While homeownership requires a certain amount of maintenance and responsibility, unfortunately, basement and crawl space water problems are sometimes written off as too low of a priority or, perhaps, unimportant. There are plenty of potential consequences resulting from a wet basement, be it water seepage, flooding or excess humidity. One of the most common basement and crawl space problems is mold.

A basement and crawl space prone to water is likely to experience mold growth. Mold can also be a problem in basements where flooding and seepage are not regular problems. Excess moisture, which may not always be an obvious occurrence, or a flood or leaking wall crack that happened just once a long time ago, may still be enough to cause mold growth.

Mold is not simply a cosmetic problem. Exposure to mold, especially after long periods of time, will likely lead to health problems. According to the Environmental Protection Agency, mold exposure may increase allergic reactions, asthma and respiratory problems. Once it has been determined that mold is indeed present, it is especially important to administer the proper clean-up to any affected area. Homeowners who take special precautions and have the right tools and equipment may tend to mold cleanup themselves – though it is recommended that any affected area greater than 10 square feet be left to a professional.

Mold cleanup in a finished basement is far more complicated and expensive than an unfinished basement. Drywall often poses a significant problem – mold can grow on either side of the wall, pending the amount of water or moisture. Any portion of drywall exposed to mold spores will need to be removed. Carpeting in finished basements is another hazardous situation. As an absorbent, carpet is slow to dry and quickly becomes a breeding spot for mold.

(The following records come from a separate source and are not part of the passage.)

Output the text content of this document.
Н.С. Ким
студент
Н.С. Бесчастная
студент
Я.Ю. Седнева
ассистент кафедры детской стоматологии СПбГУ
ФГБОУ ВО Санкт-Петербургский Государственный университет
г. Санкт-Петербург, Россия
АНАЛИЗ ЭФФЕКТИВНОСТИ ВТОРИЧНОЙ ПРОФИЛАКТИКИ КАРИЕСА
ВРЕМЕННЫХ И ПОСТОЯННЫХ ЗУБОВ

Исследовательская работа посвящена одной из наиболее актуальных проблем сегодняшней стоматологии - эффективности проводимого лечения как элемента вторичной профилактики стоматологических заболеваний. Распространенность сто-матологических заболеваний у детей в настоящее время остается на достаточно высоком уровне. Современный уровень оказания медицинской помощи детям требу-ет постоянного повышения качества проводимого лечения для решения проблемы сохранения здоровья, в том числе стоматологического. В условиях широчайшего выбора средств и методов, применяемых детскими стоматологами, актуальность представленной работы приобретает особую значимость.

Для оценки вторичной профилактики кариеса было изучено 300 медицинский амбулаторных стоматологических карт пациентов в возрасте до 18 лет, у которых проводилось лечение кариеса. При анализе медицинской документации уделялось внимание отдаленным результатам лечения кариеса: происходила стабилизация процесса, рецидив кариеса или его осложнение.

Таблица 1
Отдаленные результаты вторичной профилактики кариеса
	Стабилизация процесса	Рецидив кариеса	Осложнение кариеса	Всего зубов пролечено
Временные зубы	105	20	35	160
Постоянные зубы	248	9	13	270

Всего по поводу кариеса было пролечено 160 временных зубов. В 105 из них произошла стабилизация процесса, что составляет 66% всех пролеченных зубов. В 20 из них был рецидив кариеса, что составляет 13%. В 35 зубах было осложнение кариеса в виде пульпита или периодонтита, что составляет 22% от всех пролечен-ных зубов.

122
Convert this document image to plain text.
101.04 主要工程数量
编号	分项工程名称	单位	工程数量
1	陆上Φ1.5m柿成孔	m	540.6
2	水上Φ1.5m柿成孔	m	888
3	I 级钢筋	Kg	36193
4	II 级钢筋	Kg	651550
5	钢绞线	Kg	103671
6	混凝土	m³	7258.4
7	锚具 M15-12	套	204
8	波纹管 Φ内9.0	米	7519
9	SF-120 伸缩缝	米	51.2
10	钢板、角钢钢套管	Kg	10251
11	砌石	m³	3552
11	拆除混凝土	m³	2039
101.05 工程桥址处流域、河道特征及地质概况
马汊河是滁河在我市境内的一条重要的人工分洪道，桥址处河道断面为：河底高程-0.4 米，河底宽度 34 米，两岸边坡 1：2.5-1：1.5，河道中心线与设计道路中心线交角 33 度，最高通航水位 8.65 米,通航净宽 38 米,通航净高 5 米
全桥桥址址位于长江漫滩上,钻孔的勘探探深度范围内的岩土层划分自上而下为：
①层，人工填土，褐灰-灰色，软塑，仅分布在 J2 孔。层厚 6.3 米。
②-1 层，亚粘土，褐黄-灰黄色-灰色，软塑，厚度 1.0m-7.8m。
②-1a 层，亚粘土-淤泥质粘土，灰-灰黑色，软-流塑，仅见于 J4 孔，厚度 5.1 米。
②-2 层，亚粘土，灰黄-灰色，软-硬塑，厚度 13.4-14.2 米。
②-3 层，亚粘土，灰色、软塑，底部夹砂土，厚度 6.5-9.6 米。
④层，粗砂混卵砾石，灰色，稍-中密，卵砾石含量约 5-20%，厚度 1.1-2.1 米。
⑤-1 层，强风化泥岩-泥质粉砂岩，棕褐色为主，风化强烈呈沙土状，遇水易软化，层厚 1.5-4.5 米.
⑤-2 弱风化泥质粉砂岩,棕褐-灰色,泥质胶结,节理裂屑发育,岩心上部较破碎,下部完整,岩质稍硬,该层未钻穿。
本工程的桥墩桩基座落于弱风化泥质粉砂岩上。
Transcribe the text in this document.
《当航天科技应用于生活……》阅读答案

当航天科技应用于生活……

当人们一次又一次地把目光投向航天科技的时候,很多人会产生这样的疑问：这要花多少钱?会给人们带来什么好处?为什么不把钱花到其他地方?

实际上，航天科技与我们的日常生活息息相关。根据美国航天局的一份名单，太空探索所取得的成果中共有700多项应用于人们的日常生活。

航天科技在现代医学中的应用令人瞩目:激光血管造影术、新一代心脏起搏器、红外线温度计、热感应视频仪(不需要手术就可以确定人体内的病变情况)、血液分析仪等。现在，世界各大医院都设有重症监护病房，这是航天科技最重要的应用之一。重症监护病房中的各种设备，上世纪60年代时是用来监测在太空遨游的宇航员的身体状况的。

Throw out moldy carpet or use a natural cleaning product that will kill mold while preventing re-growth.

Other mold contaminated objects should be thrown away, or cleaned if salvageable. The common perception is that bleach is a mold killer. This is half-true. Bleach is suitable for non-porous surfaces including glass, tiles, tubs, counter-tops; or objects such as clothing. Bleach is not recommended for porous areas such as drywall or wood. While porous surfaces will absorb the excess water content from bleach, chlorine can’t. The absorbed water simply feeds the existing mold.

Asides from mold cleanup, another important component is repairing the initial problem that caused water in the first place. Cracks in poured foundation walls should be repaired via crack injection, seepage from either the cove (where the wall meets the floor) or floor cracks usually suggest hydrostatic pressure. The threat of basement flooding can be prevented or minimized with a reliable primary sump pump and battery back-up system. The application of Emecole Metro Penetrating Concrete Sealer protects against further moisture and soil gases from infiltrating through the foundation. A dehumidifier will also help remove excess moisture.